Furthermore, it is a mistake to focus only on the phrase “Father, Son, and Holy Spirit” without noting the two words that introduce it in the Great Commission: ” … the name of the Father and of the Son and of the Holy Spirit.”
Whenever God reveals his name, he reveals his character. We see in God’s name his communal nature and desire for a personal relationship to his people. “I Am who I Am,” he told Moses. “The Lord, the God of your fathers, the God of Abraham, the God of Isaac, the God of Jacob … This is my name forever.”
Almost all the recent alternatives to the Trinitarian formula undercut the personal significance of God’s name by replacing it with words of function. As many have noted, “Creator, Redeemer, and Sanctifier” encourages modalism, the heretical teaching that God’s threeness is more about his modes of operation, or our perception of him, rather than something intrinsic to the divine essence. Biblical Christianity teaches that all three persons of the Trinity are involved in creation, redemption, and sanctification. A document “commended for study” by the Presbyterian Church (USA) explicitly rejected a modalist understanding of “Creator, Savior, Sanctifier,” but still encouraged its use, along with “Mother, Child, and Womb,” “Sun, Light, and Burning Ray,” and other troubling triads.

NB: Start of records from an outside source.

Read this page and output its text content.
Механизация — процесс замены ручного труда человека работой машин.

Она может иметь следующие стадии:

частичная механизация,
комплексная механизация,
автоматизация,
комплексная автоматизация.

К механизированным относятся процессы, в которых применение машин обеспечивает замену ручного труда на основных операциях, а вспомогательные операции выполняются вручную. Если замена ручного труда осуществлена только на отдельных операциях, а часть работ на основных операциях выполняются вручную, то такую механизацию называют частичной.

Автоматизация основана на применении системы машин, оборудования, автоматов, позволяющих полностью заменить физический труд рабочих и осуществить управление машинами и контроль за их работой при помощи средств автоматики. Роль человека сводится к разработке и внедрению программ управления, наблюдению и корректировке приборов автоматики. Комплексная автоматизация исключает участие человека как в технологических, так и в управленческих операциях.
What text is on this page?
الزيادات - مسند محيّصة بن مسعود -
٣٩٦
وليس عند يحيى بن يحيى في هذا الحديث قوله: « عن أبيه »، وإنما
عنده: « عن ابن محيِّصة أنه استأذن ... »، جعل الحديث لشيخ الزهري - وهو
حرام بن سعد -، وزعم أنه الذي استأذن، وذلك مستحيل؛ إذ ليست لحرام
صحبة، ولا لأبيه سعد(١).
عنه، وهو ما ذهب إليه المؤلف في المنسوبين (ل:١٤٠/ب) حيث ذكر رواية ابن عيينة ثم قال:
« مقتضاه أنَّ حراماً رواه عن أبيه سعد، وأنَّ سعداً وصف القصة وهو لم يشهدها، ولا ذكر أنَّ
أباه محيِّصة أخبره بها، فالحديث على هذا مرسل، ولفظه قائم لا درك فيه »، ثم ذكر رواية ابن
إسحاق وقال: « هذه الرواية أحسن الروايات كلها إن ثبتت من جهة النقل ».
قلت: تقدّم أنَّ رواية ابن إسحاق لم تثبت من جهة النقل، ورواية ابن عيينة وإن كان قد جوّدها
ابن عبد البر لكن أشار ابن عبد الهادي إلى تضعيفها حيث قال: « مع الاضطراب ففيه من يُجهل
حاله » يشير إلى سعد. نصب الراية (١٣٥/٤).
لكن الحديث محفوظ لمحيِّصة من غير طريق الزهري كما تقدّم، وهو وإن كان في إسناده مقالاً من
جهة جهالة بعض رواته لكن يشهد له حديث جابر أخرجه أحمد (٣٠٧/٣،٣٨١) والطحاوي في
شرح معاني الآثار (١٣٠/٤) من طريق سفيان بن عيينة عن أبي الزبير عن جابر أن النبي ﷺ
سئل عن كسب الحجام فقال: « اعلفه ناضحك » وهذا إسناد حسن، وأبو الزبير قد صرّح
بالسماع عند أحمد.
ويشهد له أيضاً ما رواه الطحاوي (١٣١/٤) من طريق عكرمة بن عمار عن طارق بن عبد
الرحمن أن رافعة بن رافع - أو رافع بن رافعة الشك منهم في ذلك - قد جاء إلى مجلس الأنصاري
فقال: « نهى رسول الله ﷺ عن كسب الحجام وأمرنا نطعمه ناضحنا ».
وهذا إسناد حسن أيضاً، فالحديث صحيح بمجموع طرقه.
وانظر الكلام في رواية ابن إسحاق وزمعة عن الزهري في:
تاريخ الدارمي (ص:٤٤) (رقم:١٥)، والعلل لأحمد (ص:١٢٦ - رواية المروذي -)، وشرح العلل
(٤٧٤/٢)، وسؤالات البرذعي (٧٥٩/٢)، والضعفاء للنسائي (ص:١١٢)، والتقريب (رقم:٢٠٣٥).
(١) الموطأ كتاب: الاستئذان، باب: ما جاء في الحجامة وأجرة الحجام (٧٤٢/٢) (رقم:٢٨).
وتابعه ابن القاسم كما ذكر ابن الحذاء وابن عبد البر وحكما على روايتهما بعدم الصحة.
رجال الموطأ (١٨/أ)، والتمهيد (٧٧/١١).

As theologian Robert Jenson has noted, “Such attempts presuppose that we first know about a triune God and then look about for a form of words to address that God, when in fact it is the other way around. … [T]he phrase Father, Son, and Holy Spirit is historically specific and can be what liturgy and devotion—and, at its base, all theology—must have, a proper name of God.”
God is serious about his name—which is why he took the trouble to reveal it to us in Christ. To create an alternative according to our cultural sensibilities is at best parody and at worst idolatry, even if it is constructed from the good metaphors God has given us. Most idols, after all, are created from God’s good gifts.